D’ores et déjà, tout semble jouer en sa défaveur, depuis le début de cette affaire. Ses multiples pourvois en cassation n’ont rien pu donner. Et sa récente tentative de cautionnement pour s’extirper des griffes de la justice n’a pas du tout abouti. Le doyen des juges, qui a tout bonnement rejeté tout cautionnement, a aussitôt arrêté la date de tenue du procès avant qu’elle ne soit renvoyée au 3 janvier prochain.
Dialogue de sourds…
Outre le dossier Khalifa Sall, le landerneau politique sénégalais a été également marqué, en 2017, par le débat sur le dialogue politique. Celui-ci a tenu en haleine l’opinion publique sénégalaise, tout au long de l’année. D’ailleurs, il a suscité moult débats et fait couler beaucoup d’encre pendant une bonne période de l’année. Le président Macky Sall, après les élections législatives du 30 juillet 2017 considérées par nombre d’observateurs comme les plus catastrophiques de l’histoire politique du Sénégal, a appelé l’ensemble des acteurs du jeu politique à réfléchir ensemble sur le processus électoral, afin d’y apporter des correctifs. Cet appel, même s’il a suscité le débat, n’a pas eu les effets escomptés. Les partis politiques de l’opposition se sont montrés peu disposés à dialoguer avec le régime et ont posé un certain nombre de préalables pour prendre part aux concertations.
Ils ont ainsi posé, entre autres conditions, le départ d’Abdoulaye Daouda Diallo du ministère de l’Intérieur et la nomination d’une personne neutre à la tête de ce département, l’audit indépendant du fichier électoral, sous la supervision de l’Union africaine, des Etats-Unis et de l’Union européenne, de sorte que tous les Sénégalais qui le désirent soient inscrits sur les listes électorales et entrent en possession de leur carte d’électeur contenant des énonciations exactes, la mise en place d’un organe indépendant de supervision et de contrôle du processus électoral en lieu et place de la Cena qui a perdu toute crédibilité. Ils ont également posé comme condition la désignation de magistrats neutres, indépendants et d’une moralité irréprochable et qui ne sont pas le bras armé de l’instrumentalisation de la justice par le pouvoir politique de Macky Sall.
Devant la réticence du régime à ne pas accéder à ces revendications, le Pds et ses alliés de la Coalition gagnante/Wattu Sénégal ont tout bonnement boycotté les concertations, tout comme la coalition Mankoo Taxawu Senegaal qui a posé comme préalable l’élargissement de prison du maire de Dakar Khalifa Ababacar Sall.

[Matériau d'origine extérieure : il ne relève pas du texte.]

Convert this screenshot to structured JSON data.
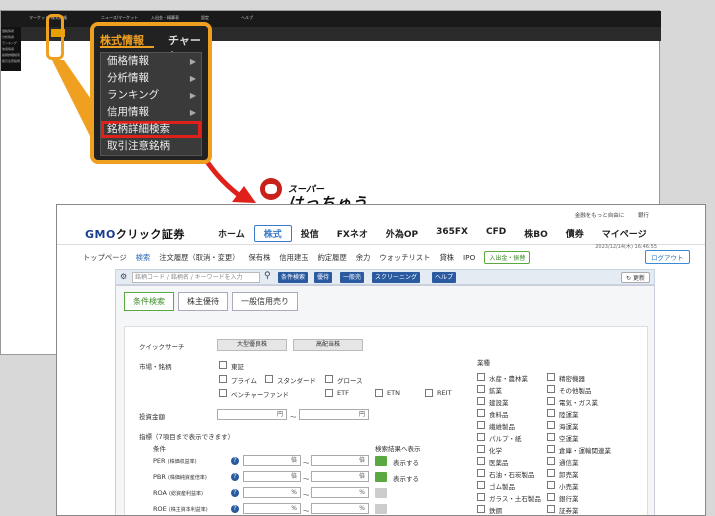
{
  "background_app": {
    "menubar": [
      "マーケット",
      "株式情報",
      "ニュース/マーケット",
      "入出金・精算表",
      "設定",
      "ウインドウ",
      "ヘルプ"
    ],
    "sidebar": [
      "価格情報",
      "分析情報",
      "ランキング",
      "信用情報",
      "銘柄詳細検索",
      "取引注意銘柄"
    ]
  },
  "menu": {
    "active_tab": "株式情報",
    "other_tab": "チャート",
    "items": [
      {
        "label": "価格情報",
        "has_submenu": true
      },
      {
        "label": "分析情報",
        "has_submenu": true
      },
      {
        "label": "ランキング",
        "has_submenu": true
      },
      {
        "label": "信用情報",
        "has_submenu": true
      },
      {
        "label": "銘柄詳細検索",
        "has_submenu": false,
        "highlighted": true
      },
      {
        "label": "取引注意銘柄",
        "has_submenu": false
      }
    ]
  },
  "mascot": {
    "small": "スーパー",
    "big": "はっちゅう君"
  },
  "site": {
    "top_links": [
      "金融をもっと自由に",
      "銀行"
    ],
    "brand_main": "GMO",
    "brand_sub": "クリック証券",
    "global_nav": [
      "ホーム",
      "株式",
      "投信",
      "FXネオ",
      "外為OP",
      "365FX",
      "CFD",
      "株BO",
      "債券",
      "マイページ"
    ],
    "global_nav_active": 1,
    "datetime": "2023/12/14(木) 16:46:55",
    "sub_nav": [
      "トップページ",
      "検索",
      "注文履歴（取消・変更）",
      "保有株",
      "信用建玉",
      "約定履歴",
      "余力",
      "ウォッチリスト",
      "貸株",
      "IPO"
    ],
    "sub_nav_active": 1,
    "deposit_pill": "入出金・振替",
    "logout": "ログアウト"
  },
  "searchbar": {
    "placeholder": "銘柄コード / 銘柄名 / キーワードを入力",
    "buttons": [
      "条件検索",
      "優待",
      "一般売",
      "スクリーニング",
      "ヘルプ"
    ],
    "refresh": "更新"
  },
  "panel": {
    "tabs": [
      "条件検索",
      "株主優待",
      "一般信用売り"
    ],
    "active_tab": 0,
    "quick_search": "クイックサーチ",
    "quick_buttons": [
      "大型優良株",
      "高配当株"
    ],
    "market_label": "市場・銘柄",
    "markets": [
      "東証",
      "プライム",
      "スタンダード",
      "グロース",
      "ベンチャーファンド",
      "ETF",
      "ETN",
      "REIT"
    ],
    "amount_label": "投資金額",
    "amount_unit": "円",
    "range_sep": "〜",
    "indicator_label": "指標（7項目まで表示できます）",
    "cond_label": "条件",
    "show_label": "検索結果へ表示",
    "show_text": "表示する",
    "indicators": [
      {
        "name": "PER",
        "note": "(株価収益率)",
        "unit": "倍",
        "shown": true
      },
      {
        "name": "PBR",
        "note": "(株価純資産倍率)",
        "unit": "倍",
        "shown": true
      },
      {
        "name": "ROA",
        "note": "(総資産利益率)",
        "unit": "%",
        "shown": false
      },
      {
        "name": "ROE",
        "note": "(株主資本利益率)",
        "unit": "%",
        "shown": false
      }
    ],
    "industry_label": "業種",
    "industries_col1": [
      "水産・農林業",
      "鉱業",
      "建設業",
      "食料品",
      "繊維製品",
      "パルプ・紙",
      "化学",
      "医薬品",
      "石油・石炭製品",
      "ゴム製品",
      "ガラス・土石製品",
      "鉄鋼"
    ],
    "industries_col2": [
      "精密機器",
      "その他製品",
      "電気・ガス業",
      "陸運業",
      "海運業",
      "空運業",
      "倉庫・運輸関連業",
      "通信業",
      "卸売業",
      "小売業",
      "銀行業",
      "証券業"
    ]
  },
  "colors": {
    "highlight": "#f0a020",
    "selected_border": "#e0201a",
    "brand": "#1a3d8f"
  }
}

Seuls quelques partis d’opposition dont Les démocrates réformateurs de Modou Diagne Fada, Oser l’avenir de Me Aïssata Tall Sall et l’Union centriste du Sénégal d’Abdoulaye Baldé, entre autres, ont répondu favorablement à cet appel, réitéré en ces termes par le président de la République le 2 septembre 2017, après la prière de Tabaski : ‘’Je reste ouvert au dialogue et je tends la main à la classe politique.’’
Jusque-là, la polémique qui entoure tout le processus de dialogue ne s’est pas encore dissipée. Les positions divergentes qui se sont dégagées tout au long des travaux ont conduit récemment le président du Cadre de concertation sur le processus électoral (Ccpe), l’ambassadeur Seydou Nourou Ba, à suspendre les travaux pour éviter tout clash entre les différentes parties prenantes. Celles-ci n’arrivant toujours pas à s’entendre sur des questions telles que le bulletin unique et le parrainage des candidatures indépendantes. Ce qui met, depuis lors, le dialogue au point mort.